Letting Go with Natalie Goldberg

Natalie Goldberg is the author of a bestselling book of advice for writers: Writing Down the Bones. I’ve always felt a special connection with her because she grew up in Farmingdale, on Long Island, at about the same time I was growing up in nearby Bethpage.

I didn’t discover Writing Down the Bones until after I had started publishing. My first encounter with Goldberg came through Common Boundary magazine, a New Age periodical that enriched my life in countless ways during its short publishing life.

Goldberg’s articles focused on her Zen practice, and a comment in one of her articles particularly fascinated me: students of Zen take a vow that they will be the last ones to accept enlightenment. It’s very different from our Western spiritual traditions, with their emphasis on goals and growth. I’ve known spiritual seekers who had no scruples about knocking over anyone who got in the way as they scrambled up the Mountain of Enlightenment.

I think Goldberg’s long immersion in Zen eventually found its way into her approach to writing. This morning I started thinking about a taped workshop she did some years ago. Goldberg gave participants a writing prompt and then invited them to read what they had written. One man clearly had a great deal of writing experience and came up with an impressive response to the prompt.

Goldberg told him to give up any idea of being a writer.

Gasp.

I’m thinking of how I would have responded early in my ballroom adventures if an expert had told me to give up any idea of being a dancer – and done it publicly.

For the record, the man at the workshop did not seem at all perturbed by Goldberg’s advice. Clearly she wasn’t saying he was a bad writer, and she wasn’t advising him to quit.

Somehow he immediately grasped what she was trying to tell him, which probably amounted to something like this: Your writing has to be messy – even dirty – before you clean it up. He’d gotten to the finish line too quickly and missed some promising detours on the way. In other words: Zen. The way to get there is to stop trying to get there.

To put it another way: your goal to write well can get in the way of other reasons for writing: awakening something in your audience – exploring an idea – digging into a feeling.

Here’s an example of what I think Goldberg was talking about: over the years I’ve found that journaling is a powerful way to dive into problems and start working out a way to solve them. But to make journaling work for me, I have to write without capital letters and punctuation. My editing habits are so deeply embedded in my writing practices that they block the stream of feelings and thoughts.

Goldberg’s advice about writing in all her books generally boils down to one principle: Let yourself go, at least in the beginning.

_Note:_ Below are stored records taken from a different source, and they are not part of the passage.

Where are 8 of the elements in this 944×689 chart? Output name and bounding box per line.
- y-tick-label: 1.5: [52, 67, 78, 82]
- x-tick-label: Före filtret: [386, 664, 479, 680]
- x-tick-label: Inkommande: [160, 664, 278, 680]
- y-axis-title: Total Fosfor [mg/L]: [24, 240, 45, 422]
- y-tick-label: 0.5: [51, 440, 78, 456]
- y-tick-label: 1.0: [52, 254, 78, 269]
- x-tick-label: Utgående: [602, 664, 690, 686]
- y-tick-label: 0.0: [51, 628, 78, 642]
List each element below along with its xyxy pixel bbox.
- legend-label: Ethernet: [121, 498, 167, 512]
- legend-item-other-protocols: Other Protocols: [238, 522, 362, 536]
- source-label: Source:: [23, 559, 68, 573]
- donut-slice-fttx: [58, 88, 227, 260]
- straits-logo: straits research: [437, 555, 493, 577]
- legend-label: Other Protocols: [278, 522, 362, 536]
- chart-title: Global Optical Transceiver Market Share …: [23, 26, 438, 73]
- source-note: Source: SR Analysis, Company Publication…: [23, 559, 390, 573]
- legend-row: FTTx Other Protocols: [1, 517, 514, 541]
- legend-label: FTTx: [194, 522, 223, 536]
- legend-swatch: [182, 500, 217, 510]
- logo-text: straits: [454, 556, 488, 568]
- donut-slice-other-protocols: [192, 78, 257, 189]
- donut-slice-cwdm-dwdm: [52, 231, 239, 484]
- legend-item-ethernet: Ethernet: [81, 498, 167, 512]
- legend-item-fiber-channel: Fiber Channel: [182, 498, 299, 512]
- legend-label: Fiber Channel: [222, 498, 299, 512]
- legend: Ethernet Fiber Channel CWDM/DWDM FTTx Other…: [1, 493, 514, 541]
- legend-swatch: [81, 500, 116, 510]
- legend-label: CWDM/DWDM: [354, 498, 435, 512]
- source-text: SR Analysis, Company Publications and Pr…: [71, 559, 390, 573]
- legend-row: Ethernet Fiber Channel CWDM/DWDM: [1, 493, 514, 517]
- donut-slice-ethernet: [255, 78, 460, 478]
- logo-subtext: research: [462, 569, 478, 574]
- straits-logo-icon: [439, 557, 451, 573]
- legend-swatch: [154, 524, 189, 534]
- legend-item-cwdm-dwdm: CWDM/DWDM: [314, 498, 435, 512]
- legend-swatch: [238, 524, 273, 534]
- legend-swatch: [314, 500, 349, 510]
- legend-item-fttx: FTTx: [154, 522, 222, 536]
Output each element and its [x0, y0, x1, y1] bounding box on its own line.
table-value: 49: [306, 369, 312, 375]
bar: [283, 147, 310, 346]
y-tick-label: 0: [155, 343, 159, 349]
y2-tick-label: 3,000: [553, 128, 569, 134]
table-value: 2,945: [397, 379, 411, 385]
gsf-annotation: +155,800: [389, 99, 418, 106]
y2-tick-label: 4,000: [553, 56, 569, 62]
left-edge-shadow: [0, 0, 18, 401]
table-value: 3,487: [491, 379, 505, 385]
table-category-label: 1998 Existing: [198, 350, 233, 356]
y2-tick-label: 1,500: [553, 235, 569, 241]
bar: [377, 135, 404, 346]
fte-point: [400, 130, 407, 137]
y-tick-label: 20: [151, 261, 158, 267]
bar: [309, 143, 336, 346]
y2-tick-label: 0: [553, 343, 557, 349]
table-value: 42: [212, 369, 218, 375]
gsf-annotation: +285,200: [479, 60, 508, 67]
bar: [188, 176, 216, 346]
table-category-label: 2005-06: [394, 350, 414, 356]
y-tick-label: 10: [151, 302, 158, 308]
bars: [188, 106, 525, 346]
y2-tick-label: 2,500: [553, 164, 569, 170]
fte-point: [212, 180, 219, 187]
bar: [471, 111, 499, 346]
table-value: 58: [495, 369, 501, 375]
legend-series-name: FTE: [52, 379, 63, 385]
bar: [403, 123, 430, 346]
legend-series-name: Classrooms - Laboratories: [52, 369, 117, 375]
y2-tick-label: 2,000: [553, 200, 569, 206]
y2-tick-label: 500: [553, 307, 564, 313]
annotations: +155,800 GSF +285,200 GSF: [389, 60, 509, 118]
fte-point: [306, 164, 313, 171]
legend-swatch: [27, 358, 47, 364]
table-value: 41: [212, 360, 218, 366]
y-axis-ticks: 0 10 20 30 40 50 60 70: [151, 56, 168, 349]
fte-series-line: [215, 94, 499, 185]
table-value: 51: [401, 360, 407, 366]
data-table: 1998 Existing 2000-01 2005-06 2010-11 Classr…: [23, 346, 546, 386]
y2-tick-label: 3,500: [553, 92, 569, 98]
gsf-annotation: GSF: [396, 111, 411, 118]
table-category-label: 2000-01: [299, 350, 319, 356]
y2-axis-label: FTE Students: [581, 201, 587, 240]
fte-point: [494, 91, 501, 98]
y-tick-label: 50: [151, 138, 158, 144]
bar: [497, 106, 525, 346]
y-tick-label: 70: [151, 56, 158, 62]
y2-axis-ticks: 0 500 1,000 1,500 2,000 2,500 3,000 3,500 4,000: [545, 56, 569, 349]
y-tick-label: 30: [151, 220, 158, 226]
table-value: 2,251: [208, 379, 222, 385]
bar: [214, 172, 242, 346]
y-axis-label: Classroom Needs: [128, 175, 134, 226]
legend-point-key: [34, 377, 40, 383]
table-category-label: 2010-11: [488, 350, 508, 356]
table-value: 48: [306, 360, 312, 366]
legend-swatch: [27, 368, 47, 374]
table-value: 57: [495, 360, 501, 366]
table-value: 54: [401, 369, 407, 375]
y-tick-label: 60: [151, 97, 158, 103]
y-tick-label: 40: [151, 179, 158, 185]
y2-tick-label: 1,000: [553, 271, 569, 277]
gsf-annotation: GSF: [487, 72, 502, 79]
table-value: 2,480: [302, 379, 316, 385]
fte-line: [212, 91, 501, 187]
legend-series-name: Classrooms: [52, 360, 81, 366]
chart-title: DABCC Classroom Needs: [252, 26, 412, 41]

Of course you want to impress readers with what you have to say. But when you take that path, you may be cutting yourself off from the energy flow needed for good writing.

I’m going to take a detour for a moment into ballroom dancing. I’m realizing that I took Natalie Goldberg’s advice before I ever stepped into a studio for my first lesson, and it’s stood me in good stead.

Of course I’ve always wanted to be a good dancer (hell – I’m going to be honest: a great dancer!), and that desire has driven me to invest huge quantities of time and energy  (and considerable sums of money) into lessons, gowns, shoes, and everything else that makes a ballroom dancer.

But what I’ve told myself again and again over the years is that what I really want to know is how it feels to be a dancer. What do dancers think about? How do they respond to a piece of music? Where does choreography come from? How do dancers solve problems? What do dancers do with their feet – hands – eyes? How does it feel to dance with a great partner? And so on.

Even on the baddest of bad days (and there have been many of them!), I can say that I’ve taken another step or two towards my goal of knowing what dancing is all about.

Back to writing. If you embark on a writing project and then decide that it’s never going to work (something that’s happened to me many times), you have two choices. You can berate yourself because you spent time and effort on a project that didn’t work for you. Or you can congratulate yourself for having achieved your goal of investing time and energy in writing.

Think about it for a moment: how many people have you known who talk wistfully about wanting to write – and never do a damn thing about it?

Like Natalie Goldberg, who set a goal to be the last person to accept enlightenment, I will probably be the last person to master the foxtrot. But the climb up the mountain has been a glorious one, and no – I don’t think I’ve knocked anyone to the ground on my journey to that unattainable peak.